NeurIPS Conference 2025 Conference Paper
- Xiangyu Zeng
- Kefan Qiu
- Qingyu Zhang
- Xinhao Li
- Jing Wang
- Jiaxin Li
- Ziang Yan
- Kun Tian
Multimodal Large Language Models (MLLMs) have recently achieved remarkable progress in video understanding. However, their effectiveness in real-time streaming scenarios remains limited due to storage constraints of historical visual features and insufficient real-time spatiotemporal reasoning. To address these challenges, we propose StreamForest, a novel architecture specifically designed for streaming video understanding. Central to StreamForest is the Persistent Event Memory Forest, a memory mechanism that adaptively organizes video frames into multiple event-level tree structures.
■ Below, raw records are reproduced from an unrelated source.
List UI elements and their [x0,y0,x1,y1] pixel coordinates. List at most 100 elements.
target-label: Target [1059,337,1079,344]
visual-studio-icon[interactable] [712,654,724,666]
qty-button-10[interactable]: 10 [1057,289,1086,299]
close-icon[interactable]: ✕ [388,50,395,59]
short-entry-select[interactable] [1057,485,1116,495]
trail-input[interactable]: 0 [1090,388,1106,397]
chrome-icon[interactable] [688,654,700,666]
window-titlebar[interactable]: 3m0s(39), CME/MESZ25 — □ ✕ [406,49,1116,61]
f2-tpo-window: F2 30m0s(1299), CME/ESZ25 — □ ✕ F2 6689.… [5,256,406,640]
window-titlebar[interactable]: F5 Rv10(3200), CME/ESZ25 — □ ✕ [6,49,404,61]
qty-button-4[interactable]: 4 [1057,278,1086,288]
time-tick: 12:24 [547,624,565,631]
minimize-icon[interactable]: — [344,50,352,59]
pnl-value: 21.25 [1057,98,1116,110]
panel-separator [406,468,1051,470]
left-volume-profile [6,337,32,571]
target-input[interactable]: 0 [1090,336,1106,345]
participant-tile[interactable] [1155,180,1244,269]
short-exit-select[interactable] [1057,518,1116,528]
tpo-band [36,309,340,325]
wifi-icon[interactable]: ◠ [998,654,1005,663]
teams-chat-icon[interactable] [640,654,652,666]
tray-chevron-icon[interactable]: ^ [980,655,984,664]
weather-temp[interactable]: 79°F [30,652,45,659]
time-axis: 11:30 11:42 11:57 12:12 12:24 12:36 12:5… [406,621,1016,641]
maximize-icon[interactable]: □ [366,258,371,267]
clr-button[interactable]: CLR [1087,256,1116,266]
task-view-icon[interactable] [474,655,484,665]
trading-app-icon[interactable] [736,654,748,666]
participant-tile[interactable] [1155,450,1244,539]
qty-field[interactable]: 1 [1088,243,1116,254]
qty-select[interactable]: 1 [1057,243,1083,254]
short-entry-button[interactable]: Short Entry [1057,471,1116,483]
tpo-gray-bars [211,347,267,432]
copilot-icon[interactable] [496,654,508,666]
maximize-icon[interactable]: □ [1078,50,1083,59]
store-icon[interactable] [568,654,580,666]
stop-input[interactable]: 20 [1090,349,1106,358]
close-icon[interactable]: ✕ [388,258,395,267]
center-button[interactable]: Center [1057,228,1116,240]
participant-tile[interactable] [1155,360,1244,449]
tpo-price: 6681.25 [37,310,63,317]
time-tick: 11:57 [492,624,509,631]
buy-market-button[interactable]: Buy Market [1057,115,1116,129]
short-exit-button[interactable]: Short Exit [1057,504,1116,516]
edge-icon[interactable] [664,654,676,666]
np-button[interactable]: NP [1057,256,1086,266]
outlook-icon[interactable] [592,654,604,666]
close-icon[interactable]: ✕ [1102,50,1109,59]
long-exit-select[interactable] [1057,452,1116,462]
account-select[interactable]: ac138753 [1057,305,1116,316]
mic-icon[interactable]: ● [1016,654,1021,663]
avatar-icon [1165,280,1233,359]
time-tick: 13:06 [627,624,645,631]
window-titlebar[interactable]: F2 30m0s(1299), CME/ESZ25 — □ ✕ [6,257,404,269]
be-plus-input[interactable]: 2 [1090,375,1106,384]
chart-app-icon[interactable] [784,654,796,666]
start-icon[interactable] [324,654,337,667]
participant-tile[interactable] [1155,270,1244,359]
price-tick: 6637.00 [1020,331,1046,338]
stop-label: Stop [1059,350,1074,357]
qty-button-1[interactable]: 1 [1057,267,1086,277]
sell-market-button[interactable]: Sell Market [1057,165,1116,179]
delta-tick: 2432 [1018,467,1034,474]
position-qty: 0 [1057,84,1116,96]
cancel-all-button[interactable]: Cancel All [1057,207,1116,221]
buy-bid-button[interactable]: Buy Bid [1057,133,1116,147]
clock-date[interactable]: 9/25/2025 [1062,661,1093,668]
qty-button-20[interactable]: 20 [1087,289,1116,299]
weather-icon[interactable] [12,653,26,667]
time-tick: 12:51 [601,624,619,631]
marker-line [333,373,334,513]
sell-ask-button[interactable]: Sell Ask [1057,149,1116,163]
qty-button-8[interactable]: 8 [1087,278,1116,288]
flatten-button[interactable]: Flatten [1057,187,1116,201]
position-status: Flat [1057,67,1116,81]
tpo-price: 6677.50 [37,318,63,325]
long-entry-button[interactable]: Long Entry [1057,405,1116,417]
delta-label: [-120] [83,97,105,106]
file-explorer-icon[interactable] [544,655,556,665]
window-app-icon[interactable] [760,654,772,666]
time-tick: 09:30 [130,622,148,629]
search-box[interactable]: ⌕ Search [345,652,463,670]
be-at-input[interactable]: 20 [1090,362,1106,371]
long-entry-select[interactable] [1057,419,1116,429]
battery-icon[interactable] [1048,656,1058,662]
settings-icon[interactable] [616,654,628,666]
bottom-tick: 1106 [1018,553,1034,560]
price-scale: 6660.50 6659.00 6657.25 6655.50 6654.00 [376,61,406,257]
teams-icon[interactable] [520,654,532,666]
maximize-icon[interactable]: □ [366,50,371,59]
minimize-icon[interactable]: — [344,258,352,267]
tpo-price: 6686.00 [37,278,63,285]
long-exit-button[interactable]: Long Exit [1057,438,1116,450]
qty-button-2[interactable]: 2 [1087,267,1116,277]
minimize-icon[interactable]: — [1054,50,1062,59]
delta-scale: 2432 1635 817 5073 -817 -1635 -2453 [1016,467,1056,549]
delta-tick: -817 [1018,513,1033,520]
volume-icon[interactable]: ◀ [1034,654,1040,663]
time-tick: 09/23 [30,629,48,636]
This process is guided by penalty functions based on temporal distance, content similarity, and merge frequency, enabling efficient long-term memory retention under limited computational resources. To enhance real-time perception, we introduce a Fine-grained Spatiotemporal Window, which captures detailed short-term visual cues to improve current scene perception. Additionally, we present OnlineIT, an instruction-tuning dataset tailored for streaming video tasks. OnlineIT significantly boosts MLLM performance in both real-time perception and future prediction. To evaluate generalization in practical applications, we introduce ODV-Bench, a new benchmark focused on real-time streaming video understanding in autonomous driving scenarios. Experimental results demonstrate that StreamForest achieves the state-of-the-art performance, with accuracies of 77. 3% on StreamingBench, 60. 5% on OVBench, and 55. 6% on OVO-Bench. In particular, even under extreme visual token compression (limited to 1024 tokens), the model retains 96. 8% of its average accuracy in eight benchmarks relative to the default setting. These results underscore the robustness, efficiency, and generalizability of StreamForest for streaming video understanding.